Порядок на концертах, организованных Ильей Наумовичем, царил идеальный. Поначалу за этим строго следили здоровяк Паша, с которым случай свел будущего клубного директора в первый день приезда, и его столь же внушительного вида приятели. Но скоро эта мера предосторожности сделалась излишней, поскольку все без исключения ожидали с замиранием сердца очередного представления и особенно приезда вожделенных лилипутов. Однажды, впрочем, случился конфуз, когда по настоянию свыше Илья Наумович вынужден был пригласить высокопоставленного чтеца, к слову сказать народного артиста республики. Тот, крупный, вальяжный и очарованный собою, с некоторым пренебрежением вышел на клубную сцену провинциального городка и, явно одаривая собою присутствующих, принялся декламировать из Маяковского:
— Разворачивайтесь на марше! Словесной не место кляузе…

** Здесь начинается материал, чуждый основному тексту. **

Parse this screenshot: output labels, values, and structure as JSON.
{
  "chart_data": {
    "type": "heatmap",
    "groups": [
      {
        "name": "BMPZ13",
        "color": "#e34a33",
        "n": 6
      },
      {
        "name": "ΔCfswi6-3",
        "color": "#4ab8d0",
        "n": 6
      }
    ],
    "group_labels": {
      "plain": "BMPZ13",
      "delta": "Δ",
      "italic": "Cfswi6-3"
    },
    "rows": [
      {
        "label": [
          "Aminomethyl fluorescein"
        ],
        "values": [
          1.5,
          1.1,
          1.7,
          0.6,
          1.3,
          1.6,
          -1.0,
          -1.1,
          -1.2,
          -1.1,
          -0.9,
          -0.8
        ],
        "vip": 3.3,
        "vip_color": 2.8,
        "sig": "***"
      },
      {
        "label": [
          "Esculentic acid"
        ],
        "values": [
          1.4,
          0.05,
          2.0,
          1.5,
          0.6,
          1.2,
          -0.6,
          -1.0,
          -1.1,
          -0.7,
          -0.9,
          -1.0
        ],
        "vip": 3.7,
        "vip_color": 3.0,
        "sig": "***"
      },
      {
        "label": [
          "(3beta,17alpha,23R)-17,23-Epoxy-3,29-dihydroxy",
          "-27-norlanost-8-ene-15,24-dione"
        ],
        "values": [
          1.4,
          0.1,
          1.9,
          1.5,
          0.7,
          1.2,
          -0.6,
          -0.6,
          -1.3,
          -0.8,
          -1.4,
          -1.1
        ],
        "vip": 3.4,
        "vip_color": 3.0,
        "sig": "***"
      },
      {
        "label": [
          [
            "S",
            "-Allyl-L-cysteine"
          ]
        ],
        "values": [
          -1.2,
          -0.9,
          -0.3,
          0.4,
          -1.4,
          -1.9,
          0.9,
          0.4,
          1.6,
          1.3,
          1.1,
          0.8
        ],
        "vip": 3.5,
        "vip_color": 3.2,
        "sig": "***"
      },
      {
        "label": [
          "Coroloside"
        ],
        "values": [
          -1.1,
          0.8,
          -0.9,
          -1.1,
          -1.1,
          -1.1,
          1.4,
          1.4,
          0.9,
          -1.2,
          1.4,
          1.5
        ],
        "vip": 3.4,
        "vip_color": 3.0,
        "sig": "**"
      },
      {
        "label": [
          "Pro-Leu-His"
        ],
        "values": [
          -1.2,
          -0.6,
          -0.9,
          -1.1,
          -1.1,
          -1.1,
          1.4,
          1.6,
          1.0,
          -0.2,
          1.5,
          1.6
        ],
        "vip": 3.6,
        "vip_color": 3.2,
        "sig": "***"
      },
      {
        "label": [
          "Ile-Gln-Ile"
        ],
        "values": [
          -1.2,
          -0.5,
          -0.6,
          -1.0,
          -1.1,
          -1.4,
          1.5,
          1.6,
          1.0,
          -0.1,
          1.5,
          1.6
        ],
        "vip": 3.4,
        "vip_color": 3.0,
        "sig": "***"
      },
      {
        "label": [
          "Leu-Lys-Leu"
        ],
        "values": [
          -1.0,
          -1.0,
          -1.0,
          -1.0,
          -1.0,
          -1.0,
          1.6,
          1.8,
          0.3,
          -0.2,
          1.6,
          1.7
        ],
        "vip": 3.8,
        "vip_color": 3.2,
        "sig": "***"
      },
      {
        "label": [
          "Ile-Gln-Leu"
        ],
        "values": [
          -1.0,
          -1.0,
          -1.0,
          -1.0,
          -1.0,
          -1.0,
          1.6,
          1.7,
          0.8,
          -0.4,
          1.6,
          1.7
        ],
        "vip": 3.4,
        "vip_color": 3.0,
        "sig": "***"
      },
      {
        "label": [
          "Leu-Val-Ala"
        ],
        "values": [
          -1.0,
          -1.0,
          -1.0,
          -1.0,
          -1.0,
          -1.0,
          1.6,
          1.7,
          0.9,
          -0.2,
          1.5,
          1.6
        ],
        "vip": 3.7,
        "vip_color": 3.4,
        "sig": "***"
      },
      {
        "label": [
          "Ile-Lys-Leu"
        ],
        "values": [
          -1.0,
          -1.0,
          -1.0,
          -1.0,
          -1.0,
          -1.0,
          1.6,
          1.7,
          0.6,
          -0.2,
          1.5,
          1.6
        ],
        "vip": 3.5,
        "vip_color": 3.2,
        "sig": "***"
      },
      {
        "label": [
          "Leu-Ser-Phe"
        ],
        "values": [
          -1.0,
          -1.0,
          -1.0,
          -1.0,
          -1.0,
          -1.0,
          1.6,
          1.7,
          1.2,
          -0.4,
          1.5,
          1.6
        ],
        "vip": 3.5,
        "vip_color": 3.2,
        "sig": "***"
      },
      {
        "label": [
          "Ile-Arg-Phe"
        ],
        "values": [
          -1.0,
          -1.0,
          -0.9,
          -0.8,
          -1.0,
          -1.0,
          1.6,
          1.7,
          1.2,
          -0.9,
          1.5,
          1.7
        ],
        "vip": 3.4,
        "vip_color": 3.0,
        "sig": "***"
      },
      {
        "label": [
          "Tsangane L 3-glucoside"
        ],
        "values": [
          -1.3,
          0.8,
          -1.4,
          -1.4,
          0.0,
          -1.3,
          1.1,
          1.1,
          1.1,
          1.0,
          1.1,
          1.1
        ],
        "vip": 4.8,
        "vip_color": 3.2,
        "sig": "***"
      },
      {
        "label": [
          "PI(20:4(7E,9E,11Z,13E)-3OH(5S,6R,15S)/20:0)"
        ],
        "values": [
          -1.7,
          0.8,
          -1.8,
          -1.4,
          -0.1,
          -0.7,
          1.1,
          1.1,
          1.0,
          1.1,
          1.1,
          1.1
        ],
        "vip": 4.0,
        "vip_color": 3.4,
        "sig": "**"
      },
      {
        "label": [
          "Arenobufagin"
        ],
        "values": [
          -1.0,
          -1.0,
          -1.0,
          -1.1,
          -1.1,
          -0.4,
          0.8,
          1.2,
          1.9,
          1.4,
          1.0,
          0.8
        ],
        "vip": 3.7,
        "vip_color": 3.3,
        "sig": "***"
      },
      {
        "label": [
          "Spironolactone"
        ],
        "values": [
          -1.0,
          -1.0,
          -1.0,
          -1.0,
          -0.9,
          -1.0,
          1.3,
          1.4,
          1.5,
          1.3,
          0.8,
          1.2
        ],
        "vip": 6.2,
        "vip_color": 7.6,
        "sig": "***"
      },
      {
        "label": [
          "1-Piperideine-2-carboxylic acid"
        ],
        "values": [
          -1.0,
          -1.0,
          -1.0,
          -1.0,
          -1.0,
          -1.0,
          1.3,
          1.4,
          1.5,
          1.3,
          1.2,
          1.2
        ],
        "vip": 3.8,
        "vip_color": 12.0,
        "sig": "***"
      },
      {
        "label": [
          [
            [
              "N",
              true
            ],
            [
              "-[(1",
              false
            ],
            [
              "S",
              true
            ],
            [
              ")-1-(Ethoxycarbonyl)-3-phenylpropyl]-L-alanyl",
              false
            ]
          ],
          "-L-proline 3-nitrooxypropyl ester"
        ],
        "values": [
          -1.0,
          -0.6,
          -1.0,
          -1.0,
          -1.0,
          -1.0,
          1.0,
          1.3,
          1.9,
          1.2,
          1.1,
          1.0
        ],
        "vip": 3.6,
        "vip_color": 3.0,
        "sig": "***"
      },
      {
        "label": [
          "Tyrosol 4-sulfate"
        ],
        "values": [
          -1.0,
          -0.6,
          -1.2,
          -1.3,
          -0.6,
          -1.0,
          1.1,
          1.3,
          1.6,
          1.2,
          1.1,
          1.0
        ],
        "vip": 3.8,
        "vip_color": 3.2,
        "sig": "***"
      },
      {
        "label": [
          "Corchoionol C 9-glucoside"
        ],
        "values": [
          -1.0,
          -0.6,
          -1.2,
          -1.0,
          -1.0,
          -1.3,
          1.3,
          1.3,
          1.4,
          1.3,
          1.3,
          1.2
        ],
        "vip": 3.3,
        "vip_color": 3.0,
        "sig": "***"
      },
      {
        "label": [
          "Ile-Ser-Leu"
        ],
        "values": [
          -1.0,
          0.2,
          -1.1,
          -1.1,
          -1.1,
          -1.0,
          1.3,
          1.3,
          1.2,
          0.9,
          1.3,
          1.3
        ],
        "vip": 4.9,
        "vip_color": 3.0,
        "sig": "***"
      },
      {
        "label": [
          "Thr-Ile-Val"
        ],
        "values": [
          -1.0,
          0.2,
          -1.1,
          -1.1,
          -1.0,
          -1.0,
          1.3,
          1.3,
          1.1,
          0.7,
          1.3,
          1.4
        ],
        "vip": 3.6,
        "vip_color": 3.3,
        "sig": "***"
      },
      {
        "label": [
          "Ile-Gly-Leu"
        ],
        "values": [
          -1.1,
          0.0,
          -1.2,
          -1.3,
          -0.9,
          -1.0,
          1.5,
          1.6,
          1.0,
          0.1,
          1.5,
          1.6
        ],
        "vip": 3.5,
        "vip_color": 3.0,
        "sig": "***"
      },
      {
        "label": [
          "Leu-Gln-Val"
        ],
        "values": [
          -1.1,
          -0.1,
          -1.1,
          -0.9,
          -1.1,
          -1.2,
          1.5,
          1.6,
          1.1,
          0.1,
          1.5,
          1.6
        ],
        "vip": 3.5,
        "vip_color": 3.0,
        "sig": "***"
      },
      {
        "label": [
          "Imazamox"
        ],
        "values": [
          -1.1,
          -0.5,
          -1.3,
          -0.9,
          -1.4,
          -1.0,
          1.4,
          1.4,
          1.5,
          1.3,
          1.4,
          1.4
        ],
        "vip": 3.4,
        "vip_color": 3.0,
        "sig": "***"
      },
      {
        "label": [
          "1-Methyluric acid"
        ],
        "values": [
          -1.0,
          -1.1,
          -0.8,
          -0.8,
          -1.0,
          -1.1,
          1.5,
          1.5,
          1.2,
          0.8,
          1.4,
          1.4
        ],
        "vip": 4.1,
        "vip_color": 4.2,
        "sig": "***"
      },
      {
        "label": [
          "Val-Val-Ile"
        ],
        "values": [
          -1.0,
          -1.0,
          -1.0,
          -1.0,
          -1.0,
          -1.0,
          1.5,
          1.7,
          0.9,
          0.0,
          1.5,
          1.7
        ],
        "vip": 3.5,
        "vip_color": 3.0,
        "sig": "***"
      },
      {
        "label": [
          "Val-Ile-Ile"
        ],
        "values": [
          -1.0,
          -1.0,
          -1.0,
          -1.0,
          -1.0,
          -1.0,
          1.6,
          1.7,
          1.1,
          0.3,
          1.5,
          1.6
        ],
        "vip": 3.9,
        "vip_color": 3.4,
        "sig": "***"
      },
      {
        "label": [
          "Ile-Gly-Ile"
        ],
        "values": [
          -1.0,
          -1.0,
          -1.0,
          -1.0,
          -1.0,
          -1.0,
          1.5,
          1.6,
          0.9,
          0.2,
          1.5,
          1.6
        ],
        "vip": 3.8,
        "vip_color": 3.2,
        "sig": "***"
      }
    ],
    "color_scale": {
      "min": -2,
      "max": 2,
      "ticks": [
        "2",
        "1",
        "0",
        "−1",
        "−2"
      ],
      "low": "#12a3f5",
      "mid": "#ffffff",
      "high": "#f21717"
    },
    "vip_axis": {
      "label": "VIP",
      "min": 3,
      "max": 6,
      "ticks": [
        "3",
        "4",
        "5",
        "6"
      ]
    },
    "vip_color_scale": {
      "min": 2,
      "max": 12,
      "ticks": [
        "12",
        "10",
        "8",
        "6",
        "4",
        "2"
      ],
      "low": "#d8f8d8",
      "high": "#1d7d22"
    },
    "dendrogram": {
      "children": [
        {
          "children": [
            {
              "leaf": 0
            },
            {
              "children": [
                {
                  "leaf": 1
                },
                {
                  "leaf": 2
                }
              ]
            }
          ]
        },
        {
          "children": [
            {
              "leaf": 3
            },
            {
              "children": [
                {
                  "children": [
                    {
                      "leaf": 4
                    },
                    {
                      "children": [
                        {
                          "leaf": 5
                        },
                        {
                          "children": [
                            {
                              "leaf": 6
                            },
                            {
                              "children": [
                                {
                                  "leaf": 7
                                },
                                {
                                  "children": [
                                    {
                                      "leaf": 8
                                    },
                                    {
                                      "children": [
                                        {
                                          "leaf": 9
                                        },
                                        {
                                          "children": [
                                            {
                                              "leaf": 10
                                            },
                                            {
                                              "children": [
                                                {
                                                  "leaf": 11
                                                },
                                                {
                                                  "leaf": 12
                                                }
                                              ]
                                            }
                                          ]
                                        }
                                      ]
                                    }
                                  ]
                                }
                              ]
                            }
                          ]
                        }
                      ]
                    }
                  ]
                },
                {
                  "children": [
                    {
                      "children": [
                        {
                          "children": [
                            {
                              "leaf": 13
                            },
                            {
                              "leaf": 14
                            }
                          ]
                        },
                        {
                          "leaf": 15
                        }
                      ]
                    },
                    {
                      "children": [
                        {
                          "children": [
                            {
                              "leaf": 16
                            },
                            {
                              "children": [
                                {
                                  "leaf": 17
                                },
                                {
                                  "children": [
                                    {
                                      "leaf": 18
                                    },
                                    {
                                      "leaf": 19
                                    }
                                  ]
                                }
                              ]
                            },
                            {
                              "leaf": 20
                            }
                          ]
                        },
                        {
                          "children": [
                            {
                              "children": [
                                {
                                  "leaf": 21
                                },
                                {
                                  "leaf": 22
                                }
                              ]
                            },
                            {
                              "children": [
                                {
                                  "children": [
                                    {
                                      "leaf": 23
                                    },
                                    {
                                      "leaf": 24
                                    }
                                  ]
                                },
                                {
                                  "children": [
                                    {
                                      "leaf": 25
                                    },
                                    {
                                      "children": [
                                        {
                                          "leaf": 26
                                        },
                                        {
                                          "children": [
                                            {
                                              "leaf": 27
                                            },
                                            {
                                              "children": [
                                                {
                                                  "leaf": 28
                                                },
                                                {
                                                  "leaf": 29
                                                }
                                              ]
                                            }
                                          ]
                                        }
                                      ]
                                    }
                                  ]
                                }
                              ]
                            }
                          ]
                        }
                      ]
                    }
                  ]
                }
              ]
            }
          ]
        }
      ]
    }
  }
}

Не успел столичный чтец дойти до «товарища маузера», как из публики в него полетел ботинок. Народный до того опешил от такого признания его таланта, что не сразу отреагировал, и лишь раздавшийся во все пальцы свист донес до него суть фиаско. Он бросил в зал испепеляющий взор и свирепо ретировался со сцены. На его место выскочил Илья Наумович.
— Уроды, — с какой-то не подходящей к сказанному нежностью объявил он залу. — Ну подождите у меня…
Он бросился за кулисы, где народный клокотал от праведного гнева.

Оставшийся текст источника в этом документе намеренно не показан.